Sans qu'il ne comprenne, le français était enlacé par les bras chauds de la coréenne. Elle expirait lourdement, essoufflée. Délicatement, il se détacha et observa la pièce. Il était allongé à l'endroit où il avait émergé quelques temps plus tôt... Et le voilà qui se réveillait une seconde fois. Il fronça les sourcils et s'abandonna aux explications de Soo Ah.

— Tu t'es évanoui après avoir pulvérisé ce serpent....

— C'était super cool ! acquiesça Jiahao que le français aperçut subitement.

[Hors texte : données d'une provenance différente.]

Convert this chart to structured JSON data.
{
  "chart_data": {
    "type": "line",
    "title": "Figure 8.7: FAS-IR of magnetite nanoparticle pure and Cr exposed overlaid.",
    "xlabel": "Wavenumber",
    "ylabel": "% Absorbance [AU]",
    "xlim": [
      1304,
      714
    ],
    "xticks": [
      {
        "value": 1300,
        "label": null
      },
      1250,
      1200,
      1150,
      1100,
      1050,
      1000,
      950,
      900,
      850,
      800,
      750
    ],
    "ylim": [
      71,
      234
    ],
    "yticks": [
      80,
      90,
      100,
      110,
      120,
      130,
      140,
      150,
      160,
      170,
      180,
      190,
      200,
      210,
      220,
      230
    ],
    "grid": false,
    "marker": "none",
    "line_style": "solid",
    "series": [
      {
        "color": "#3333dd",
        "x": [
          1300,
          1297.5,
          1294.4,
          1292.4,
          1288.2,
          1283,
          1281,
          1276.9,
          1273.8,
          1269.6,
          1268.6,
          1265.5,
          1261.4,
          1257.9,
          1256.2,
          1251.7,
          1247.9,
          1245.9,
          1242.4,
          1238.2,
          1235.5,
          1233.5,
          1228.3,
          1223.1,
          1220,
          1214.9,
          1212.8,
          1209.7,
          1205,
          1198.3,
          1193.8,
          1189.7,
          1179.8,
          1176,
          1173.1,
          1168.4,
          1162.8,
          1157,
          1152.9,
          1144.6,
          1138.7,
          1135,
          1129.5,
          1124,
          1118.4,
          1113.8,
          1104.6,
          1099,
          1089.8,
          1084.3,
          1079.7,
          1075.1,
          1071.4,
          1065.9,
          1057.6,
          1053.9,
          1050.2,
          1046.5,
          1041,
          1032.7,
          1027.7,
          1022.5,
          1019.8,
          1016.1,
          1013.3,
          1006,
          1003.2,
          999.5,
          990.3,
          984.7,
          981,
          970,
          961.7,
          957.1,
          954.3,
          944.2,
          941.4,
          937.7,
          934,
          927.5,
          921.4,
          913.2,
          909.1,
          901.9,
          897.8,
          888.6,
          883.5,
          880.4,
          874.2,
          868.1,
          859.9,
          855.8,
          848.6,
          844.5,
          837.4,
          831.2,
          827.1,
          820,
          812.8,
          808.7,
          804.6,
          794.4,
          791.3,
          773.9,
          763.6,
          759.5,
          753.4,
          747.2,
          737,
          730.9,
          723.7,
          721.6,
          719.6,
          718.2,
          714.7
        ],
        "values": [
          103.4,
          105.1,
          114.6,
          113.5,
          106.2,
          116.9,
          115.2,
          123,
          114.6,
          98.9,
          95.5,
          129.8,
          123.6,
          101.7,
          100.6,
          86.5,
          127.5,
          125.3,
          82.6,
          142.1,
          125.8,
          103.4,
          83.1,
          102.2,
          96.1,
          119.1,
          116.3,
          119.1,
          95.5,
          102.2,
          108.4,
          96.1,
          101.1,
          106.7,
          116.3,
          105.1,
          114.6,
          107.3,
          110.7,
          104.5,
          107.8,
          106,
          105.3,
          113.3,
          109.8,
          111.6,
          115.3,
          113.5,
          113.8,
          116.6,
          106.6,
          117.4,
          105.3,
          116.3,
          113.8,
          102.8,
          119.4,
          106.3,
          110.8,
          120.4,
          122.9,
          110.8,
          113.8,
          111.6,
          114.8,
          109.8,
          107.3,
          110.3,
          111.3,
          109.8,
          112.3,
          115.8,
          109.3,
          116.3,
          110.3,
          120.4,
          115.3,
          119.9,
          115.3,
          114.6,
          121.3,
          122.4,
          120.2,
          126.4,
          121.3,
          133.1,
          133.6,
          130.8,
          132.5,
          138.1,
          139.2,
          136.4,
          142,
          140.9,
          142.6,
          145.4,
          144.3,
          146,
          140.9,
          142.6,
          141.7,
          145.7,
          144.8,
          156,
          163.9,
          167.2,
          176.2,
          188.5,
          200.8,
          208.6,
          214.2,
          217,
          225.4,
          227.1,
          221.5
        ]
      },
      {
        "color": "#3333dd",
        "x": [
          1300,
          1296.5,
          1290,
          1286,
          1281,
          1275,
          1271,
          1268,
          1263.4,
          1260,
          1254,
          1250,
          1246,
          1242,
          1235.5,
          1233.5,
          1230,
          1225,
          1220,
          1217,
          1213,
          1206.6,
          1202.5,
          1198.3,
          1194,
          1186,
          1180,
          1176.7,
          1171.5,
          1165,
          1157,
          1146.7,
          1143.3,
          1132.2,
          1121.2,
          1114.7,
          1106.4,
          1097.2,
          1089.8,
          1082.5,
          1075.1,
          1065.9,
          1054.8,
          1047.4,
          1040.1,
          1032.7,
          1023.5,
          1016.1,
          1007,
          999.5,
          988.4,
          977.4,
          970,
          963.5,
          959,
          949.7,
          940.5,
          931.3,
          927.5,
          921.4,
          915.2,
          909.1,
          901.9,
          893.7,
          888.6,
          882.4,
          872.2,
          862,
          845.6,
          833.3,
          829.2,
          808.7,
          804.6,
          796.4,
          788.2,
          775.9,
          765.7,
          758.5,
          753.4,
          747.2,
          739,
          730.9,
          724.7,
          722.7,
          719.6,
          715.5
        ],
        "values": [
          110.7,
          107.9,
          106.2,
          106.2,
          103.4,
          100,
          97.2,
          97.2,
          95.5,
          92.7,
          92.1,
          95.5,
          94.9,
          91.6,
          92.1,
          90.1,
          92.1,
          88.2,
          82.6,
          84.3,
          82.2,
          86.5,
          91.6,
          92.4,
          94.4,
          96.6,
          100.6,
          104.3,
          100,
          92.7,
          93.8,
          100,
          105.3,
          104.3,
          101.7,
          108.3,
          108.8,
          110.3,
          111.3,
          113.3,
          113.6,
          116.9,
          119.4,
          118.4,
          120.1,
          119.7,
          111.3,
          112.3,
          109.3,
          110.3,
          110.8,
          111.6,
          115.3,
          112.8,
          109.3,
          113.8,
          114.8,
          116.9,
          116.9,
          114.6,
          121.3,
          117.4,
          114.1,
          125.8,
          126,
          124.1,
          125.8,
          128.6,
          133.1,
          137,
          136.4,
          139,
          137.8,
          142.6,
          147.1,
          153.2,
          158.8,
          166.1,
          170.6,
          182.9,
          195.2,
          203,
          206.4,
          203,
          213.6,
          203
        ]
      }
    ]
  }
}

—...et tu ne te relevais pas. La vieille sorcière nous a affirmés que le Stasensë t'avait endormi, ou quelque chose dans le genre, pour te punir d'avoir tué le serpent. Mais avec elle, je ne sais jamais si je dois la croire ou non. Surtout qu'elle n'est pas restée longtemps à tes côtés, elle est déjà dans l'autre salle !

— Je dors depuis des heures, murmura-t-il. Vous n'avez toujours pas trouvé l'accès au cœur du Stasensë ?

La jeune femme fronça les sourcils d'un air intrigué, elle s'apprêta à répliquer, mais Jiahao la devança :

— Tu es tombé depuis...une demi-heure, plus ou moins ! Moi, je suis là pour te faire des bisous. Grand frère dit que ça lui faisait du bien quand le patron Zhang le frappait ou quand il buvait de l'alcool, même si je ne suis pas censé savoir qu'il picolait ! Tu veux des bisous magiques ?

— Euh..., un peu plus tard. Il faut que je vérifie un détail.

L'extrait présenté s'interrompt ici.